For transient error handling, the platform implements retry policies with exponential backoff that recognize database-specific error patterns—timeouts, connection resets, transaction conflicts—and retry appropriately rather than failing immediately. This makes the platform resilient to brief database hiccups without masking persistent problems.

Chapter 5: Fleet-scale operations and adaptive tuning

Scaling to 600+ devices required rethinking several assumptions. Health checks that worked fine at 50 TVs became bottlenecks at 600. Discovery scans that completed in seconds could saturate network bandwidth when run against large IP ranges. Background processes that were invisible at small scale became resource hogs.

The platform now implements adaptive tuning that adjusts operational parameters based on current load. Under high load, discovery fanout is capped to prevent bandwidth saturation. Health check concurrency scales with available resources. Polling intervals extend when the server is under pressure and contract when headroom is available.

For per-TV connection management, the platform maintains persistent sessions where possible, reusing existing connections for shell commands rather than opening new ones. Connection failures trigger per-device backoff rather than fleet-wide retries, preventing thundering herd problems when network issues affect multiple devices simultaneously.

Background services follow proper lifecycle management through ASP.NET Core's IHostedService pattern. Every service that runs continuously—telemetry collection, scheduled tasks, statistics aggregation—has explicit startup and shutdown hooks that ensure clean state transitions during restarts and graceful degradation during failures.

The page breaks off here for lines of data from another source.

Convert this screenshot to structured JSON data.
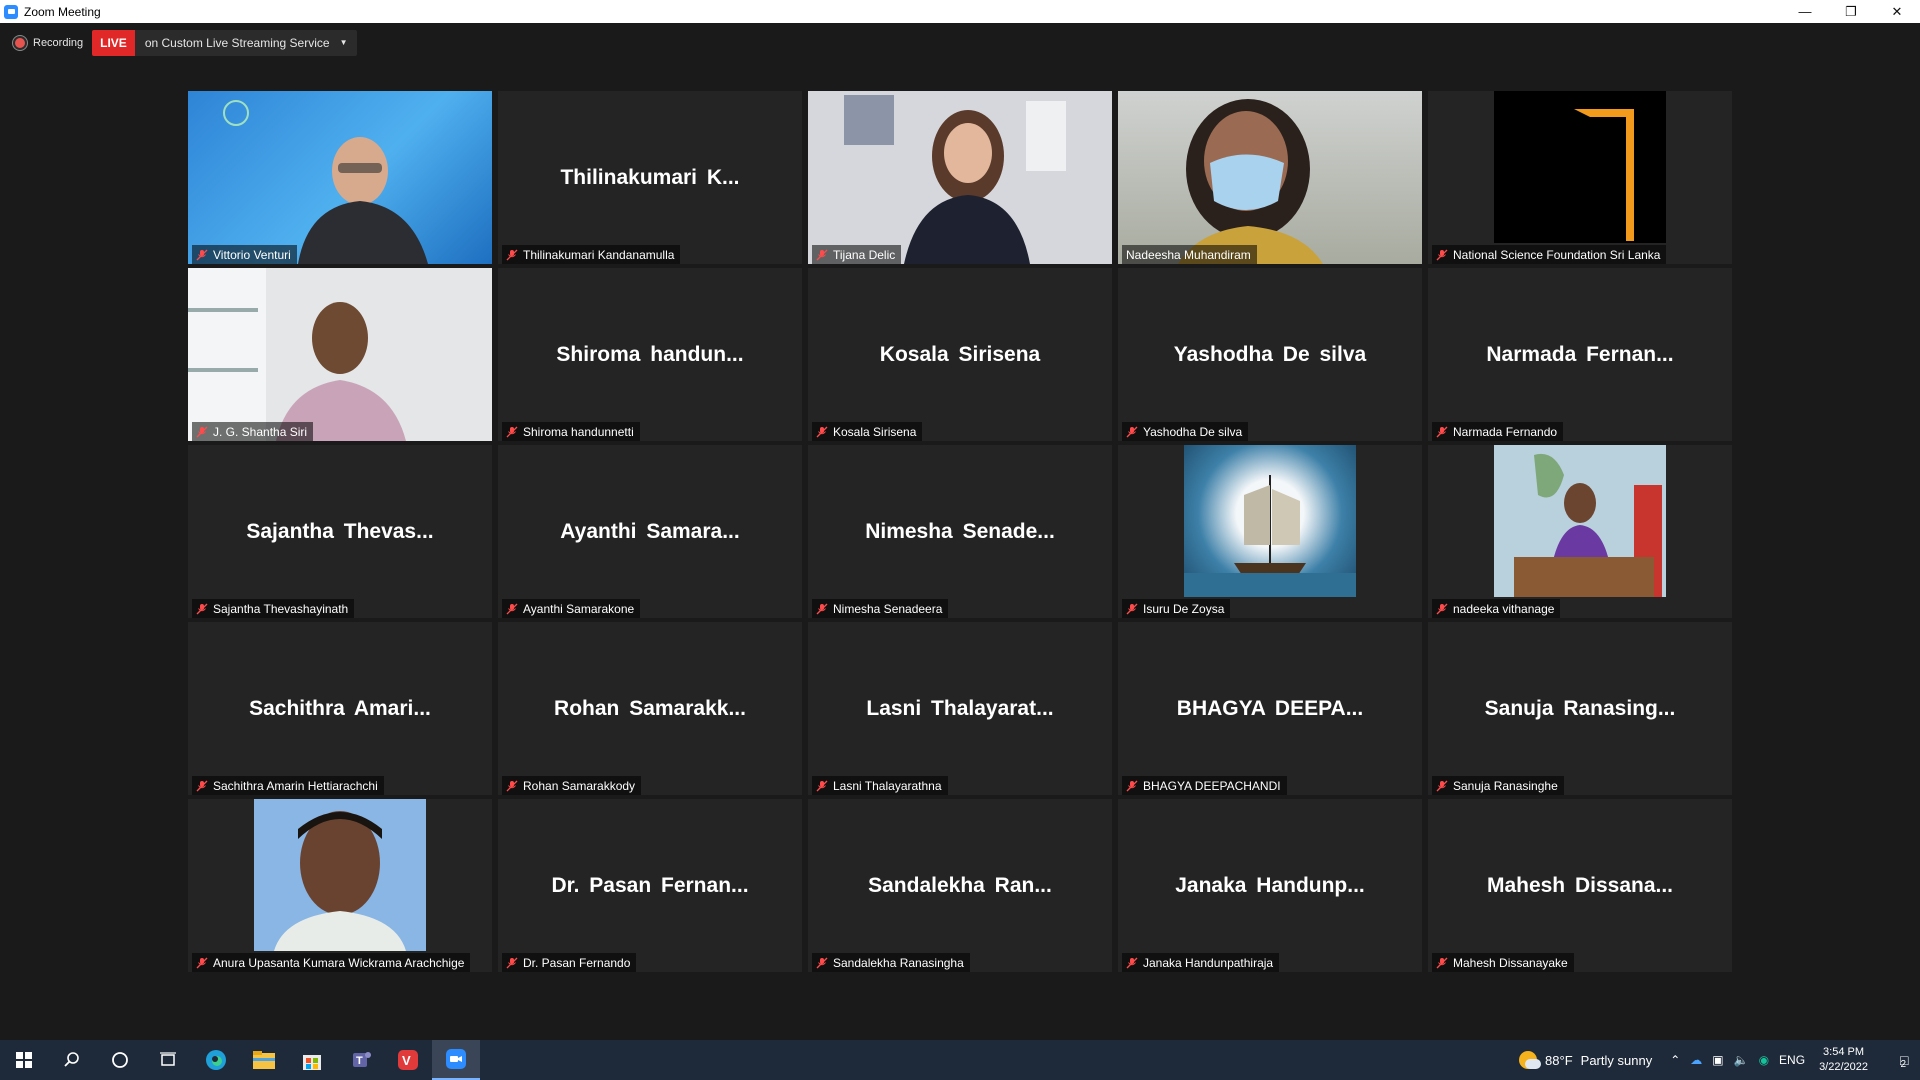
{
  "window": {
    "title": "Zoom Meeting"
  },
  "recording": {
    "label": "Recording",
    "live_badge": "LIVE",
    "live_service": "on Custom Live Streaming Service"
  },
  "participants": [
    {
      "big_name": "",
      "label": "Vittorio Venturi",
      "video": "blue-presenter",
      "active": false
    },
    {
      "big_name": "Thilinakumari  K...",
      "label": "Thilinakumari Kandanamulla",
      "video": "",
      "active": false
    },
    {
      "big_name": "",
      "label": "Tijana Delic",
      "video": "woman-office",
      "active": false
    },
    {
      "big_name": "",
      "label": "Nadeesha Muhandiram",
      "video": "masked-woman",
      "active": true
    },
    {
      "big_name": "",
      "label": "National Science Foundation Sri Lanka",
      "video": "black-logo",
      "active": false
    },
    {
      "big_name": "",
      "label": "J. G. Shantha Siri",
      "video": "man-office",
      "active": false
    },
    {
      "big_name": "Shiroma  handun...",
      "label": "Shiroma handunnetti",
      "video": "",
      "active": false
    },
    {
      "big_name": "Kosala Sirisena",
      "label": "Kosala Sirisena",
      "video": "",
      "active": false
    },
    {
      "big_name": "Yashodha De silva",
      "label": "Yashodha De silva",
      "video": "",
      "active": false
    },
    {
      "big_name": "Narmada  Fernan...",
      "label": "Narmada Fernando",
      "video": "",
      "active": false
    },
    {
      "big_name": "Sajantha  Thevas...",
      "label": "Sajantha Thevashayinath",
      "video": "",
      "active": false
    },
    {
      "big_name": "Ayanthi  Samara...",
      "label": "Ayanthi Samarakone",
      "video": "",
      "active": false
    },
    {
      "big_name": "Nimesha  Senade...",
      "label": "Nimesha Senadeera",
      "video": "",
      "active": false
    },
    {
      "big_name": "",
      "label": "Isuru De Zoysa",
      "video": "ship-photo",
      "active": false
    },
    {
      "big_name": "",
      "label": "nadeeka vithanage",
      "video": "woman-desk",
      "active": false
    },
    {
      "big_name": "Sachithra  Amari...",
      "label": "Sachithra Amarin Hettiarachchi",
      "video": "",
      "active": false
    },
    {
      "big_name": "Rohan  Samarakk...",
      "label": "Rohan Samarakkody",
      "video": "",
      "active": false
    },
    {
      "big_name": "Lasni  Thalayarat...",
      "label": "Lasni Thalayarathna",
      "video": "",
      "active": false
    },
    {
      "big_name": "BHAGYA  DEEPA...",
      "label": "BHAGYA DEEPACHANDI",
      "video": "",
      "active": false
    },
    {
      "big_name": "Sanuja  Ranasing...",
      "label": "Sanuja Ranasinghe",
      "video": "",
      "active": false
    },
    {
      "big_name": "",
      "label": "Anura Upasanta Kumara Wickrama Arachchige",
      "video": "portrait-man",
      "active": false
    },
    {
      "big_name": "Dr. Pasan  Fernan...",
      "label": "Dr. Pasan Fernando",
      "video": "",
      "active": false
    },
    {
      "big_name": "Sandalekha  Ran...",
      "label": "Sandalekha Ranasingha",
      "video": "",
      "active": false
    },
    {
      "big_name": "Janaka  Handunp...",
      "label": "Janaka Handunpathiraja",
      "video": "",
      "active": false
    },
    {
      "big_name": "Mahesh  Dissana...",
      "label": "Mahesh Dissanayake",
      "video": "",
      "active": false
    }
  ],
  "taskbar": {
    "weather_temp": "88°F",
    "weather_text": "Partly sunny",
    "lang": "ENG",
    "time": "3:54 PM",
    "date": "3/22/2022",
    "notification_count": "2"
  }
}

Chapter 6: Network security and compliance posture

Hospital network architecture requires strict segmentation. The platform operates within a three-VLAN model: a TV management VLAN for device communication (cleartext protocols isolated from patient networks), an IT operations VLAN for monitoring and database access, and a staff access VLAN for dashboard users.

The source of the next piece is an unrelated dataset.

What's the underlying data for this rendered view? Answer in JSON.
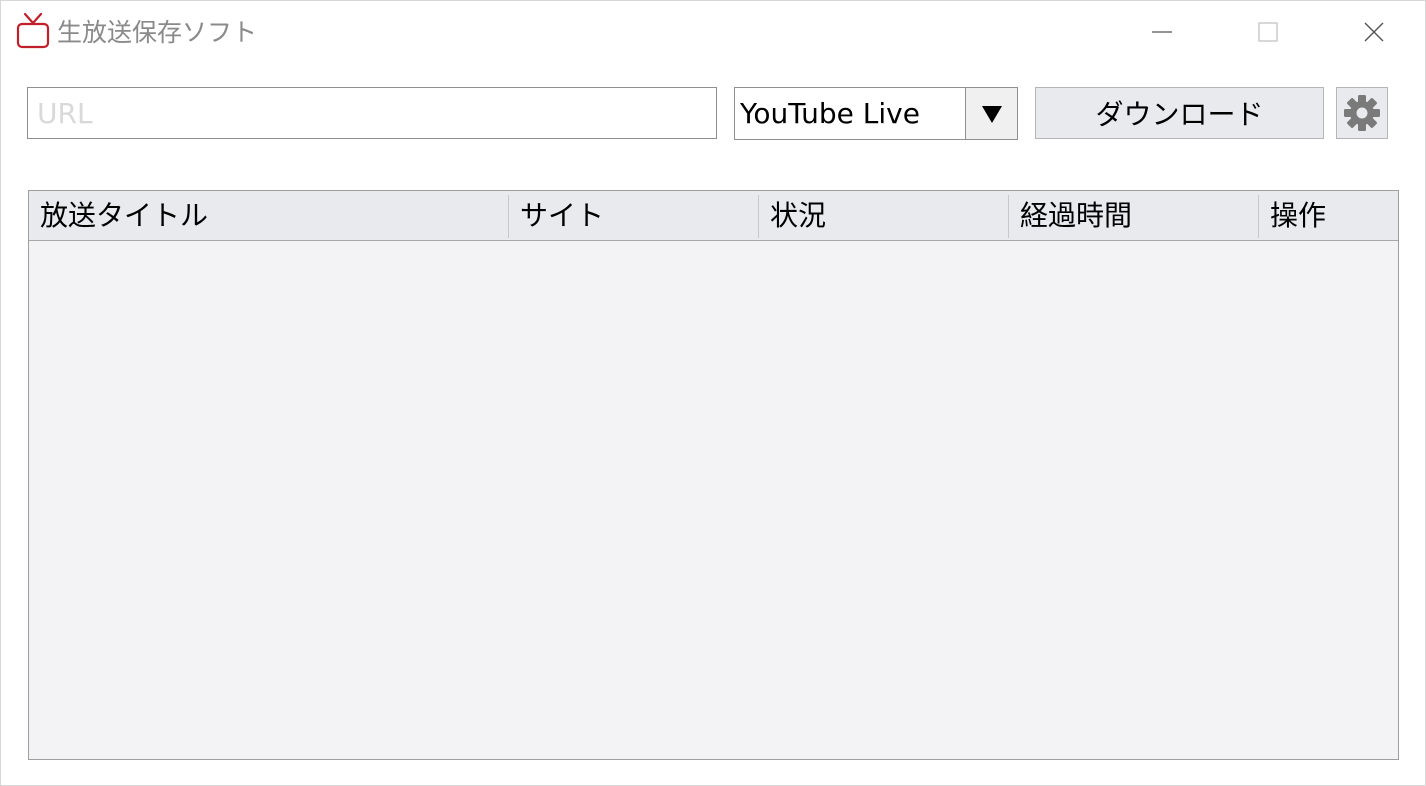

This segmentation is critical because some TV management protocols don't support encryption—a hardware limitation, not a software choice. VLAN isolation compensates for protocol limitations by ensuring cleartext traffic never traverses patient or public network segments. Firewall rules enforce this boundary with default-deny policies and explicit allowlists for required communication paths.

For HIPAA compliance, the platform addresses technical safeguards through multiple layers: unique user identification via authentication, automatic session logoff after configurable timeouts, audit trails for all TV interactions and configuration changes, and encryption for dashboard access (HTTPS required in production). The network architecture documentation maps these controls to specific regulatory requirements (45 CFR § 164.312) for compliance reviews.

Enterprise monitoring integration happens through Zabbix, exposing custom health metrics—device connectivity, firmware status, alert counts, backup verification—through a dedicated metrics endpoint. This allows the platform's health to be monitored alongside other hospital infrastructure, with alerting rules defined in the organization's standard monitoring framework.

Impact

This platform transformed hospital TV management from reactive troubleshooting to proactive operations. Staff can see device health across the entire fleet in real-time, identify firmware update failures before patients complain, and track integration health with hospital systems. The security work established a foundation that meets healthcare compliance requirements without compromising operational utility. And the performance optimizations ensure the platform scales with the fleet rather than becoming a bottleneck.